Zum Ende der Veranstaltung wurde über folgende 3 Punkte diskutiert:

1. Was läuft bereits gut in Ihrer (sportlichen) Integrationsarbeit?

2. Was läuft nicht gut in Ihrer (sportlichen) Integrationsarbeit?

3. Was wünsche ich mir?

Besonders hervorzuheben war der Vortrag von unserem Freund Murat Tözel.

Bekannt wurde er durch Berichte im „Kicker“, in der „Mopo“ und durch zahlreiche TV-Auftritte.

Bei der Bezirksversammlung Hamburg-Mitte 2017, verlieh man ihm sogar den mit 2000 € dotierten Bürger-Preis für besonderes ehrenamtliches Engagement.

Murat ist ein Deutsch-Türke und immernoch als Fußball-Schiedsrichter aktiv. Die meisten kennen ihn jedoch nur unter dem Namen „DJ BÜGELBRETT“. Wir waren Live dabei als er anfing. Als sich 2016/2017 viele geflüchtete, junge, Männer am „Jungfernstieg“ (einer der schönsten Plätze Hamburgs, an der Alster, wo sich täglich nicht nur Touristen sondern auch viele Hamburger treffen) versammelten und die Stimmung zu kippen drohte, fand er die Lösung. Er wollte etwas tun und die zunehmende Wut auf die Geflüchteten stoppen. Er suchte ein paar internationale Hits, nahm eine Box mit und fuhr zum Jungfernstieg um durch Musik die Stimmung zu lockern. Weil er nicht wusste wo er sein Mix-Pult abstellen sollte, griff er zu seinem Bügelbrett um es als Ablagefläche zu nutzen. Dabei dachte er nicht an seine Karierre als DJ sondern nur daran Frieden zu stiften. Es klappte auf Anhieb. Er stellte sich ohne Genehmigung an die Treppen am „Alster Pavillion“ und spielte laute internationale Musik. Es dauerte nicht lange bis sich ein Kreis bildete und fast alle anwesenden zu tanzen begannen. Bei vielen orientalischen, traditionellen Tänzen fasst man sich an die kleinen Finger und tanzt im Kreis. Genau das ist passiert. Das machte er dann regelmäßig. Die Polizei kam jedes Mal und fragte nach einer Genehmigung. Sie bemerkten aber auch, dass es statistisch sehr viel ruhiger geworden war und sagten zu ihm: „Murat du darfst das eigtentlich nicht, wir müssen herkommen und dich kontrollieren. Aber wenn wir weg sind, mach einfach weiter. Seitdem du das hier machst sind die Einsätze drastisch zurückgegangen.“ Murat antwortete darauf:“ Mein Ziel ist es auch eure Nerven zu entlasten!“. Sobald die Polizei wieder um die Ecke verschwand, drehte er wieder auf. Durch Gespräche auf Augenhöhe mit den Geflüchteten, schaffte er es nicht nur die jungen Männer zum Tanzen sondern auch in die Halle zu bringen. Er gründete die „Midnight Soccer Hamburg“ Turniere jeden zweiten Freitag und versammelte 30-50 Jugendliche und erwachsene Männer in der Halle um von 22.00 Uhr bis 02.00 Nachts Fußball zu spielen. Mittlerweile finden die Fußball-Turniere jeden Freitag statt. Er plant zudem eine „Midnight-Soccer-League“ in verschiedenen Stadtteilen. Was ihn antreibt, ist das gleiche was auch uns antreibt. Integration durch Sport.

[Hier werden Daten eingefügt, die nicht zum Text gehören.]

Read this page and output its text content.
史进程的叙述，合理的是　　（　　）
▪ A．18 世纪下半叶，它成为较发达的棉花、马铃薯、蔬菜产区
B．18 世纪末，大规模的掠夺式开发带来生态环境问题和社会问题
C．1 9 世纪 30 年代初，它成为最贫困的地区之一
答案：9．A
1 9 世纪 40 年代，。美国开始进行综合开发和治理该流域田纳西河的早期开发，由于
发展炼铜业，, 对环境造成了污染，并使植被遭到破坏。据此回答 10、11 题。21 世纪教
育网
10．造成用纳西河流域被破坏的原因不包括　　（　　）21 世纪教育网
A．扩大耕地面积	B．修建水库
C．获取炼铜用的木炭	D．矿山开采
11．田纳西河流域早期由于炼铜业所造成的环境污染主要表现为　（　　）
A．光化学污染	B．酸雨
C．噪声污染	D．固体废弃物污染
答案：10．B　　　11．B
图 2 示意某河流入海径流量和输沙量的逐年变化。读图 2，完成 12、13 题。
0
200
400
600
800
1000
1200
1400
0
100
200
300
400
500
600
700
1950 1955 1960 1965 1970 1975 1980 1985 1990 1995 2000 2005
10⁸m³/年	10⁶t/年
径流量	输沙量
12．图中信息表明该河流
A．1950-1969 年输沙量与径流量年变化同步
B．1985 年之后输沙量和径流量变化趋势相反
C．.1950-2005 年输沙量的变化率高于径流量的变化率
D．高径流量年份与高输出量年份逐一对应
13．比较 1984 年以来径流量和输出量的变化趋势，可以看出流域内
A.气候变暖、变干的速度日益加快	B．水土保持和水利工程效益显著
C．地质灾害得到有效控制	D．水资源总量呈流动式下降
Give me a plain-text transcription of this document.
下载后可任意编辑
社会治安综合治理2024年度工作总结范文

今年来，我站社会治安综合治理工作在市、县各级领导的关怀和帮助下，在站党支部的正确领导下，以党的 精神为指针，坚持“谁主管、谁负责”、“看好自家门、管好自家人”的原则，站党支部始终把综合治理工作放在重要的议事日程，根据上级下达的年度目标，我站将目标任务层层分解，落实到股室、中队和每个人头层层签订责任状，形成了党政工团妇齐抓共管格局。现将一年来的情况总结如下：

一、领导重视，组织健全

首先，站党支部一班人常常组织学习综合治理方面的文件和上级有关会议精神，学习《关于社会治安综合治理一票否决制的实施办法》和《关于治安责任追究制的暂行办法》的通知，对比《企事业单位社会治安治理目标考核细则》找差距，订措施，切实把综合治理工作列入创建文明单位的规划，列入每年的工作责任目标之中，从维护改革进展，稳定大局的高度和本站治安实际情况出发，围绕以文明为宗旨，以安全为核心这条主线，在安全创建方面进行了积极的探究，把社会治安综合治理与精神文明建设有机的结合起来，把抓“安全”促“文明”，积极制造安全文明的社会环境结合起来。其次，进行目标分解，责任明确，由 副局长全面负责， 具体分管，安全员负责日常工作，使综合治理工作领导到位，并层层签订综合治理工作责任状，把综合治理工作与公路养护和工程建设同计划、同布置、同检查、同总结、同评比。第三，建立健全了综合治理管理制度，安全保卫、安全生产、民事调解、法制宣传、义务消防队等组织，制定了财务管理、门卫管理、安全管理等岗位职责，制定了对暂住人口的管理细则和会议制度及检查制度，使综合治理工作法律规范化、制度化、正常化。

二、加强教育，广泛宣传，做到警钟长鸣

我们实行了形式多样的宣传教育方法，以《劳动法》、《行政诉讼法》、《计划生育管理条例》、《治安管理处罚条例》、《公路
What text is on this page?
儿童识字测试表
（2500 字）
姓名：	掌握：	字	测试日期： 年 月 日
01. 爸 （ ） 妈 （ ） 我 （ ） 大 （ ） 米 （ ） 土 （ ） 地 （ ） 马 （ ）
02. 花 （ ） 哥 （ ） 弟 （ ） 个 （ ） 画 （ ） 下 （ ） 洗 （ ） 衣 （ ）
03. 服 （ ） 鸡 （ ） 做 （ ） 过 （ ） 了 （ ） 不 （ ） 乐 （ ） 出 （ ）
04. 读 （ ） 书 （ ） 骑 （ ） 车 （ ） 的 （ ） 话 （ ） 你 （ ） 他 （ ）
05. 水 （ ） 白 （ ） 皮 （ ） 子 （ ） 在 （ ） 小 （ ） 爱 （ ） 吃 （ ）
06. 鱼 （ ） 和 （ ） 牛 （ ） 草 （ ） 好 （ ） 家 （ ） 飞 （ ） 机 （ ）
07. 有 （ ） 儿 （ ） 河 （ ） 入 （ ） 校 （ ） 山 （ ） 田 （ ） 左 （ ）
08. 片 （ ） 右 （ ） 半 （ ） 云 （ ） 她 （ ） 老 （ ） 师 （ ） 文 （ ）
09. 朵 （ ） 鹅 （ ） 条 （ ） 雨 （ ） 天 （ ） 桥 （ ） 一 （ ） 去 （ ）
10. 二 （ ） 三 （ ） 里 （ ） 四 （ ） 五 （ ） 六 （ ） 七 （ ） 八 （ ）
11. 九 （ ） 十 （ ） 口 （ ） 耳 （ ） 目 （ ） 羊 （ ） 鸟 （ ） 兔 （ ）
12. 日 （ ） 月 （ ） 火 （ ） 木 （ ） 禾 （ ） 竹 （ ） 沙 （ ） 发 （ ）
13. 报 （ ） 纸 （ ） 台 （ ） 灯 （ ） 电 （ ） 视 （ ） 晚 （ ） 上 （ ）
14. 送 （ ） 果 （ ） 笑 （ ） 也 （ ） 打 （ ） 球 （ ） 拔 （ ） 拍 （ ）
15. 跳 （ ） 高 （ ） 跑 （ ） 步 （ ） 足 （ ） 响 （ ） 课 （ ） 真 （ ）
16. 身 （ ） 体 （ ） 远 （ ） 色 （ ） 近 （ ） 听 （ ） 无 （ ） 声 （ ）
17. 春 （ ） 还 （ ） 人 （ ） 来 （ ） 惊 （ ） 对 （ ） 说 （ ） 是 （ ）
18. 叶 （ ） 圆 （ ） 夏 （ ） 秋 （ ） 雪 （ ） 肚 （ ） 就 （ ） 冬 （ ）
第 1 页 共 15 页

Hier der Abendblatt Bericht vom 5.11.2017

Von Friederike Ulrich

Bereits zum elften Mal hat die Bezirksversammlung Hamburg-Mitte am Sonntag den „Bürgerpreis für herausragendes Engagement in der Integrationsarbeit“ verliehen. In diesem Jahr wurden 55 Kandidaten vorgeschlagen, aus denen die Jury drei Engagierte ausgewählt hat. Eine weitere Person wurde für ihre Arbeit geehrt.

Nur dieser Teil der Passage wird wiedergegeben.